On the eighteenth of October, I went to the College of Arts and Sciences office on the eighth floor of Cathedral and changed my major to History. I then walked to Thackeray and withdrew from my Assembly Language course. Boy, did that feel good!

Then I called Mom from William Pitt Union to tell her my good news. She was completely quiet for a good ten seconds.

“What are you gonna do with a degree in history?,” she asked with shock in her voice.

“I don’t know yet, Mom, I don’t know. But I do know that I’ll graduate if I major in something I love.”

“All right, are you sure?,” Mom asked more directly. She already knew I was.

Choices Picture. Source: http://collegejolt.com

Choices Picture. Source: http://collegejolt.com

Looking back, it was probably the best academic decision I made while I was an undergrad at Pitt.

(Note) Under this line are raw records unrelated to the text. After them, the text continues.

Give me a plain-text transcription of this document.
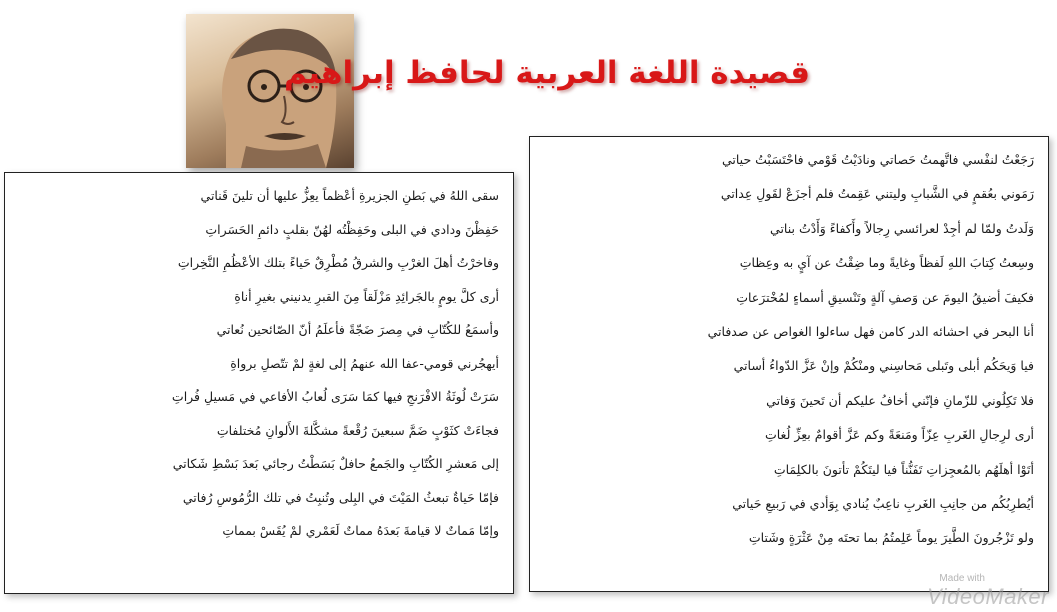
قصيدة اللغة العربية لحافظ إبراهيم
سقى اللهُ في بَطنِ الجزيرةِ أعْظماً يعِزُّ عليها أن تلينَ قَناتي
حَفِظْنَ ودادي في البلى وحَفِظْتُه لهُنّ بقلبٍ دائمِ الحَسَراتِ
وفاخرْتُ أهلَ الغرْبِ والشرقُ مُطْرِقٌ حَياءً بتلك الأعْظُمِ النَّخِراتِ
أرى كلَّ يومٍ بالجَرائِدِ مَزْلَقاً مِنَ القبرِ يدنيني بغيرِ أناةِ
وأسمَعُ للكُتّابِ في مِصرَ ضَجّةً فأعلَمُ أنّ الصّائحين نُعاتي
أيهجُرني قومي-عفا الله عنهمُ إلى لغةٍ لمْ تتّصلِ برواةِ
سَرَتْ لُوثَةُ الافْرَنجِ فيها كمَا سَرَى لُعابُ الأفاعي في مَسيلِ فُراتِ
فجاءَتْ كثَوْبٍ ضَمَّ سبعينَ رُقْعةً مشكَّلةَ الأَلوانِ مُختلفاتِ
إلى مَعشرِ الكُتّابِ والجَمعُ حافلٌ بَسَطْتُ رجائي بَعدَ بَسْطِ شَكاتي
فإمّا حَياةٌ تبعثُ المَيْتَ في البِلى وتُنبِتُ في تلك الرُّمُوسِ رُفاتي
وإمّا مَماتٌ لا قيامةَ بَعدَهُ مماتٌ لَعَمْري لمْ يُقَسْ بمماتِ
رَجَعْتُ لنفْسي فاتَّهمتُ حَصاتي ونادَيْتُ قَوْمي فاحْتَسَبْتُ حياتي
رَمَوني بعُقمٍ في الشَّبابِ وليتني عَقِمتُ فلم أجزَعْ لقَولِ عِداتي
وَلَدتُ ولمّا لم أجِدْ لعرائسي رِجالاً وأَكفاءً وَأَدْتُ بناتي
وسِعتُ كِتابَ اللهِ لَفظاً وغايةً وما ضِقْتُ عن آيٍ به وعِظاتِ
فكيفَ أضيقُ اليومَ عن وَصفِ آلةٍ وتَنْسيقِ أسماءٍ لمُخْترَعاتِ
أنا البحر في احشائه الدر كامن فهل ساءلوا الغواص عن صدفاتي
فيا وَيحَكُم أبلى وتَبلى مَحاسِني ومنْكُمْ وإنْ عَزَّ الدّواءُ أساتي
فلا تَكِلُوني للزّمانِ فإنّني أخافُ عليكم أن تَحينَ وَفاتي
أرى لرِجالِ الغَربِ عِزّاً ومَنعَةً وكم عَزَّ أقوامٌ بعِزِّ لُغاتِ
أتَوْا أهلَهُم بالمُعجِزاتِ تَفَنُّناً فيا ليتَكُمْ تأتونَ بالكلِمَاتِ
أيُطرِبُكُم من جانِبِ الغَربِ ناعِبٌ يُنادي بِوَأدي في رَبيعِ حَياتي
ولو تَزْجُرونَ الطَّيرَ يوماً عَلِمتُمُ بما تحتَه مِنْ عَثْرَةٍ وشَتاتِ
Made with
VideoMaker
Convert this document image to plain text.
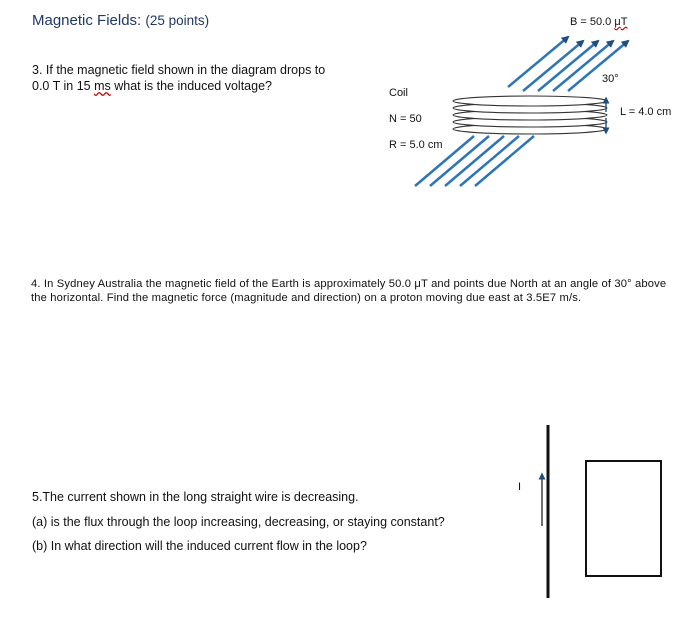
Magnetic Fields: (25 points)
3. If the magnetic field shown in the diagram drops to
0.0 T in 15 ms what is the induced voltage?
B = 50.0 μT
30°
L = 4.0 cm
Coil
N = 50
R = 5.0 cm
4. In Sydney Australia the magnetic field of the Earth is approximately 50.0 μT and points due North at an angle of 30° above the horizontal. Find the magnetic force (magnitude and direction) on a proton moving due east at 3.5E7 m/s.
5.The current shown in the long straight wire is decreasing.
(a) is the flux through the loop increasing, decreasing, or staying constant?
(b) In what direction will the induced current flow in the loop?
I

My mood, my approach to life, my thinking of the future, all changed that semester. I could’ve easily majored in English writing or Psychology, given the way I see myself now.

But that’s what made majoring in History a wonderful experience. Studying history involved multiple disciplines for me. A great knowledge of history was much more than dates, names and events. It was about understanding the human condition, our attempts at greatness, our exhibition of behaviors that would be considered savage by savages. The ability to write about and analyze critical issues in American and other histories, including apartheid and slavery in South Africa, Latin American revolutions, and the resegregation of Pittsburgh Public Schools through magnet schools. Not to mention looking at the writings of other historians and other scholars in other fields. Most of all, I learned a lot about myself in the process of following a part of my passion.

Still, there were and are practical issues in pursuing a major that doesn’t have a direct relationship to jobs on the job market. I didn’t want to teach high school, and I needed to go to grad school if I wanted to be a professor or scholar. Having come through on the other side, I can say that I learned how to have fun while learning again. That’s what undergrad is for, after all, as the average student changes their major three times in five years. If I had figured out how I was a writer first and a historian second, I would’ve done something different for my master’s degree. But with my major in history, I wouldn’t change a thing.

It’s after finishing my history degree at Pitt in ’91 where, looking back, I’d make a few changes. A master’s degree in education or psychology — not so bad. A PhD in education policy & foundations would’ve likely been a better choice in terms of making my career transitions smoother. I would’ve figured out that I wanted to write Boy @ The Window much sooner than the end of ’02. This is what makes life interesting, though. So many twists and turns, so many times to embrace change, especially if it is for the better.